Who Shall Rule the Planning Profession? Competition versus Consolidation

If there’s one topic that is guaranteed to stir up passions in the financial planning/advisory profession it’s consolidation of associations and credentials. Consider some of the issues that are being debated today.

Many professionals (including me) are still having trouble getting over the merger in 2000 between the IAFP and the ICFP that produced the Financial Planning Association (FPA). They argue that the new consolidated organization watered down the ICFP’s core mission of supporting the CFP designation and professionalism in the marketplace, by accepting sponsors in the local chapter meetings, and by including advisors who are clearly not fiduciaries into the association ranks. Some chapters are largely made up of dually-registered advisors who wear “two hats” when they engage clients, along with life insurance agents who sell for a living. Many members don’t hold the CFP designation and a significant number are not financial planners at all. The result, they say, is a weaker sum of the parts.

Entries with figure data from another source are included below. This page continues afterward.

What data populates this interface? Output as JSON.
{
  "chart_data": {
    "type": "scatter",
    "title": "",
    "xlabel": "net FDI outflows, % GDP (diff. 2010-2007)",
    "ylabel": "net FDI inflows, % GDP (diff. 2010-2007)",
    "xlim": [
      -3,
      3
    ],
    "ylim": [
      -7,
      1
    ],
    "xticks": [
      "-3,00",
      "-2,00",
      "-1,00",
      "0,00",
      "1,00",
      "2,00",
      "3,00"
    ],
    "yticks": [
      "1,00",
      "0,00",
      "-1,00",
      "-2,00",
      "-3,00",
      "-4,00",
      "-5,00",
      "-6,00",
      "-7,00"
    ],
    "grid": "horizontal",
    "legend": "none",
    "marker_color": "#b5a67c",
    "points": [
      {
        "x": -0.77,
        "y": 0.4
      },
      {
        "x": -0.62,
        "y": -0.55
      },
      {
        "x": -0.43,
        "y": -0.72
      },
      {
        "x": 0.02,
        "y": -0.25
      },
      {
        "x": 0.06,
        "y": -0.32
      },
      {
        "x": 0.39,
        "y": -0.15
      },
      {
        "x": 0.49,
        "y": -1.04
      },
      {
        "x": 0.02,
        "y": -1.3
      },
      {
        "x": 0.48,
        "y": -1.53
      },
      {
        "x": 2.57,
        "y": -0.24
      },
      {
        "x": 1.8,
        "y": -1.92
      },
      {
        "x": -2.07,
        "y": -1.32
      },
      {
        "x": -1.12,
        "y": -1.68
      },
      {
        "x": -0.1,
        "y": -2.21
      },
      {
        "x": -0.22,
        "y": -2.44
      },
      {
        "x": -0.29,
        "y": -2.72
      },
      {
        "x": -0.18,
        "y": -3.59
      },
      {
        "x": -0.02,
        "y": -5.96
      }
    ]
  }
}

This may explain why, despite the growth of the profession and the expanding ranks of the CFP-holders, the FPA has fewer members today than the two organizations had at the time the merger occurred.

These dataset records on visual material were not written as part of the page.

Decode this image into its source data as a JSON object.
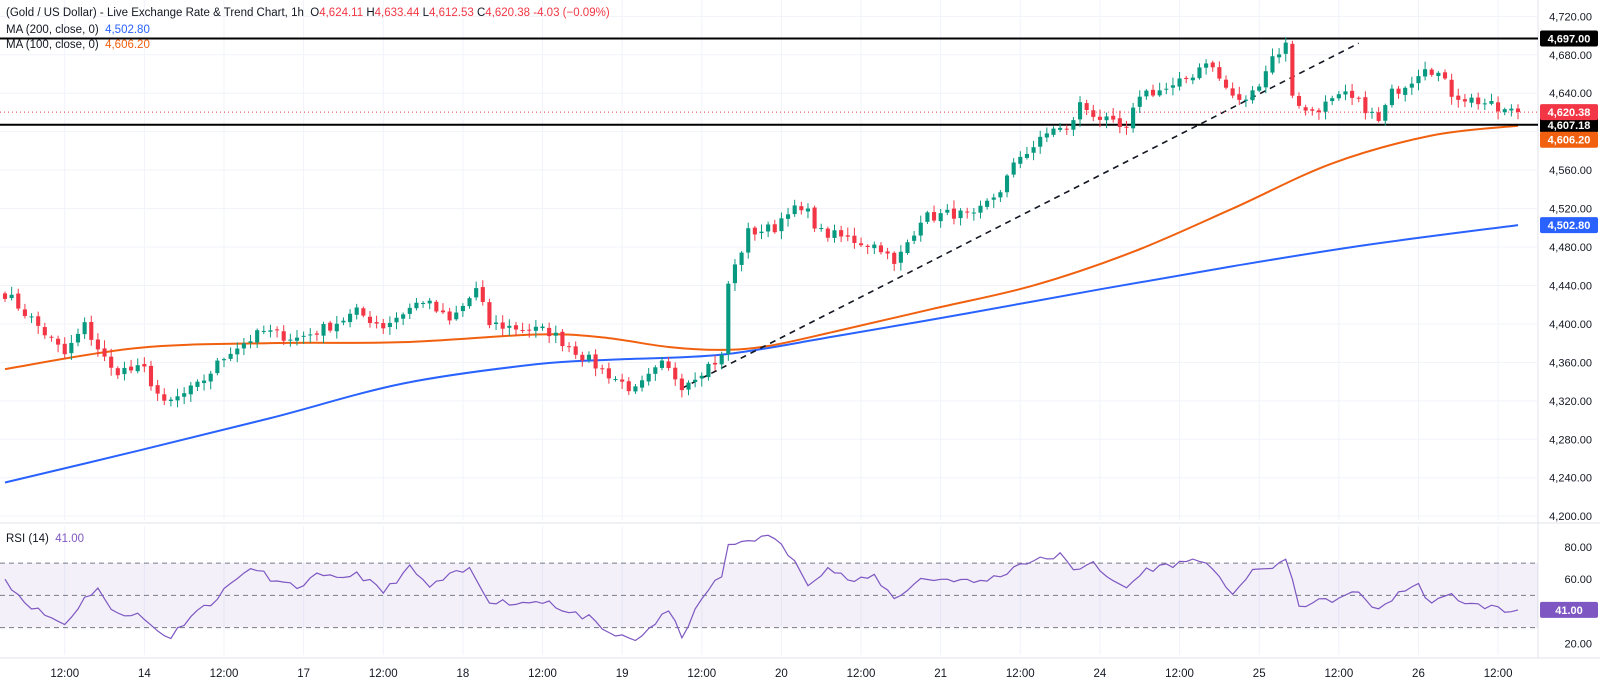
{
  "header": {
    "symbol": "(Gold / US Dollar) - Live Exchange Rate & Trend Chart, 1h",
    "open_label": "O",
    "open": "4,624.11",
    "high_label": "H",
    "high": "4,633.44",
    "low_label": "L",
    "low": "4,612.53",
    "close_label": "C",
    "close": "4,620.38",
    "change": "-4.03 (−0.09%)"
  },
  "indicators": {
    "ma200": {
      "label": "MA (200, close, 0)",
      "value": "4,502.80",
      "color": "#2962ff"
    },
    "ma100": {
      "label": "MA (100, close, 0)",
      "value": "4,606.20",
      "color": "#f0600f"
    },
    "rsi": {
      "label": "RSI (14)",
      "value": "41.00",
      "color": "#7e57c2"
    }
  },
  "colors": {
    "up": "#089981",
    "down": "#f23645",
    "text": "#131722",
    "grid": "#f0f3fa"
  },
  "chart_data": {
    "type": "candlestick",
    "timeframe": "1h",
    "price_axis": {
      "ticks": [
        "4,720.00",
        "4,680.00",
        "4,640.00",
        "4,600.00",
        "4,560.00",
        "4,520.00",
        "4,480.00",
        "4,440.00",
        "4,400.00",
        "4,360.00",
        "4,320.00",
        "4,280.00",
        "4,240.00",
        "4,200.00"
      ],
      "tick_values": [
        4720,
        4680,
        4640,
        4600,
        4560,
        4520,
        4480,
        4440,
        4400,
        4360,
        4320,
        4280,
        4240,
        4200
      ],
      "range": [
        4196,
        4737
      ]
    },
    "time_axis": {
      "labels": [
        "12:00",
        "14",
        "12:00",
        "17",
        "12:00",
        "18",
        "12:00",
        "19",
        "12:00",
        "20",
        "12:00",
        "21",
        "12:00",
        "24",
        "12:00",
        "25",
        "12:00",
        "26",
        "12:00"
      ],
      "bar_index": [
        9,
        21,
        33,
        45,
        57,
        69,
        81,
        93,
        105,
        117,
        129,
        141,
        153,
        165,
        177,
        189,
        201,
        213,
        225
      ]
    },
    "candles_summary": {
      "count": 229,
      "first_open": 4432,
      "low": 4312,
      "high": 4697,
      "last_close": 4620.38
    },
    "waypoints": [
      [
        0,
        4432
      ],
      [
        4,
        4405
      ],
      [
        9,
        4368
      ],
      [
        12,
        4398
      ],
      [
        16,
        4352
      ],
      [
        21,
        4352
      ],
      [
        24,
        4315
      ],
      [
        29,
        4335
      ],
      [
        34,
        4373
      ],
      [
        39,
        4392
      ],
      [
        44,
        4385
      ],
      [
        48,
        4395
      ],
      [
        53,
        4412
      ],
      [
        57,
        4398
      ],
      [
        60,
        4412
      ],
      [
        63,
        4425
      ],
      [
        67,
        4402
      ],
      [
        71,
        4435
      ],
      [
        73,
        4400
      ],
      [
        78,
        4395
      ],
      [
        82,
        4392
      ],
      [
        86,
        4372
      ],
      [
        90,
        4352
      ],
      [
        95,
        4330
      ],
      [
        99,
        4357
      ],
      [
        101,
        4345
      ],
      [
        102,
        4337
      ],
      [
        106,
        4357
      ],
      [
        108,
        4365
      ],
      [
        109,
        4442
      ],
      [
        112,
        4495
      ],
      [
        116,
        4500
      ],
      [
        118,
        4520
      ],
      [
        121,
        4515
      ],
      [
        123,
        4495
      ],
      [
        128,
        4487
      ],
      [
        132,
        4480
      ],
      [
        134,
        4460
      ],
      [
        138,
        4510
      ],
      [
        143,
        4515
      ],
      [
        146,
        4510
      ],
      [
        150,
        4540
      ],
      [
        153,
        4575
      ],
      [
        156,
        4590
      ],
      [
        158,
        4605
      ],
      [
        160,
        4600
      ],
      [
        162,
        4628
      ],
      [
        166,
        4610
      ],
      [
        169,
        4600
      ],
      [
        171,
        4640
      ],
      [
        176,
        4645
      ],
      [
        179,
        4660
      ],
      [
        181,
        4675
      ],
      [
        184,
        4645
      ],
      [
        186,
        4630
      ],
      [
        188,
        4640
      ],
      [
        191,
        4678
      ],
      [
        193,
        4690
      ],
      [
        194,
        4640
      ],
      [
        196,
        4620
      ],
      [
        199,
        4628
      ],
      [
        202,
        4637
      ],
      [
        205,
        4625
      ],
      [
        207,
        4610
      ],
      [
        209,
        4640
      ],
      [
        212,
        4655
      ],
      [
        214,
        4670
      ],
      [
        216,
        4660
      ],
      [
        218,
        4640
      ],
      [
        220,
        4635
      ],
      [
        223,
        4630
      ],
      [
        225,
        4622
      ],
      [
        228,
        4620
      ]
    ],
    "ma100_points": [
      [
        0,
        4353
      ],
      [
        20,
        4375
      ],
      [
        40,
        4380
      ],
      [
        60,
        4381
      ],
      [
        80,
        4389
      ],
      [
        90,
        4386
      ],
      [
        100,
        4376
      ],
      [
        108,
        4373
      ],
      [
        115,
        4377
      ],
      [
        125,
        4392
      ],
      [
        140,
        4416
      ],
      [
        155,
        4440
      ],
      [
        170,
        4475
      ],
      [
        185,
        4520
      ],
      [
        200,
        4567
      ],
      [
        215,
        4596
      ],
      [
        228,
        4606.2
      ]
    ],
    "ma200_points": [
      [
        0,
        4235
      ],
      [
        20,
        4268
      ],
      [
        40,
        4302
      ],
      [
        60,
        4338
      ],
      [
        80,
        4358
      ],
      [
        92,
        4363
      ],
      [
        108,
        4368
      ],
      [
        125,
        4387
      ],
      [
        145,
        4411
      ],
      [
        165,
        4436
      ],
      [
        185,
        4460
      ],
      [
        205,
        4482
      ],
      [
        228,
        4502.8
      ]
    ],
    "horizontal_levels": [
      {
        "value": 4697.0,
        "label": "4,697.00",
        "color": "#000000"
      },
      {
        "value": 4607.18,
        "label": "4,607.18",
        "color": "#000000"
      },
      {
        "value": 4620.38,
        "label": "4,620.38",
        "color": "#f23645",
        "style": "dotted"
      }
    ],
    "ma_labels": [
      {
        "value": 4606.2,
        "label": "4,606.20",
        "color": "#f0600f"
      },
      {
        "value": 4502.8,
        "label": "4,502.80",
        "color": "#2962ff"
      }
    ],
    "trendline": {
      "from": [
        102,
        4333
      ],
      "to": [
        204,
        4692
      ],
      "style": "dashed"
    },
    "rsi": {
      "ticks": [
        "80.00",
        "60.00",
        "20.00"
      ],
      "tick_values": [
        80,
        60,
        20
      ],
      "range": [
        13,
        93
      ],
      "levels": [
        70,
        50,
        30
      ],
      "last_label": "41.00",
      "points": [
        [
          0,
          60
        ],
        [
          3,
          46
        ],
        [
          6,
          38
        ],
        [
          9,
          32
        ],
        [
          12,
          48
        ],
        [
          14,
          55
        ],
        [
          16,
          40
        ],
        [
          20,
          38
        ],
        [
          23,
          28
        ],
        [
          25,
          24
        ],
        [
          28,
          38
        ],
        [
          32,
          48
        ],
        [
          35,
          62
        ],
        [
          38,
          66
        ],
        [
          41,
          58
        ],
        [
          44,
          55
        ],
        [
          47,
          62
        ],
        [
          50,
          60
        ],
        [
          53,
          64
        ],
        [
          57,
          52
        ],
        [
          61,
          67
        ],
        [
          64,
          55
        ],
        [
          67,
          62
        ],
        [
          70,
          66
        ],
        [
          73,
          47
        ],
        [
          77,
          45
        ],
        [
          82,
          47
        ],
        [
          84,
          40
        ],
        [
          88,
          36
        ],
        [
          90,
          28
        ],
        [
          93,
          24
        ],
        [
          95,
          22
        ],
        [
          98,
          33
        ],
        [
          100,
          40
        ],
        [
          102,
          25
        ],
        [
          105,
          47
        ],
        [
          106,
          54
        ],
        [
          108,
          62
        ],
        [
          109,
          80
        ],
        [
          112,
          85
        ],
        [
          116,
          86
        ],
        [
          119,
          70
        ],
        [
          121,
          58
        ],
        [
          124,
          67
        ],
        [
          128,
          58
        ],
        [
          131,
          62
        ],
        [
          134,
          48
        ],
        [
          138,
          60
        ],
        [
          143,
          60
        ],
        [
          146,
          58
        ],
        [
          150,
          62
        ],
        [
          153,
          70
        ],
        [
          156,
          72
        ],
        [
          159,
          75
        ],
        [
          161,
          65
        ],
        [
          164,
          72
        ],
        [
          166,
          60
        ],
        [
          169,
          55
        ],
        [
          172,
          66
        ],
        [
          177,
          70
        ],
        [
          180,
          73
        ],
        [
          183,
          60
        ],
        [
          185,
          52
        ],
        [
          188,
          64
        ],
        [
          191,
          68
        ],
        [
          193,
          72
        ],
        [
          195,
          44
        ],
        [
          198,
          46
        ],
        [
          201,
          48
        ],
        [
          204,
          52
        ],
        [
          207,
          40
        ],
        [
          210,
          52
        ],
        [
          213,
          56
        ],
        [
          215,
          45
        ],
        [
          218,
          50
        ],
        [
          221,
          44
        ],
        [
          224,
          43
        ],
        [
          226,
          40
        ],
        [
          228,
          41
        ]
      ]
    }
  }
}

Leaders of the FPA, meanwhile, have adopted the slogan “one profession, one designation” – and have argued that everybody in the profession should jump on the same ship, so that one association would have the power to speak on behalf of the entire profession. Think of the things they could do with a membership that included everybody who called themselves a financial planner or advisor!

Of course, that argument was made at the time of the ICFP/IAFP merger, when there were big visions about how the FPA could become the nerve center of the profession through robust online discussion forums, a strong professional magazine and a book publishing division that would bring together the profession’s thought leaders.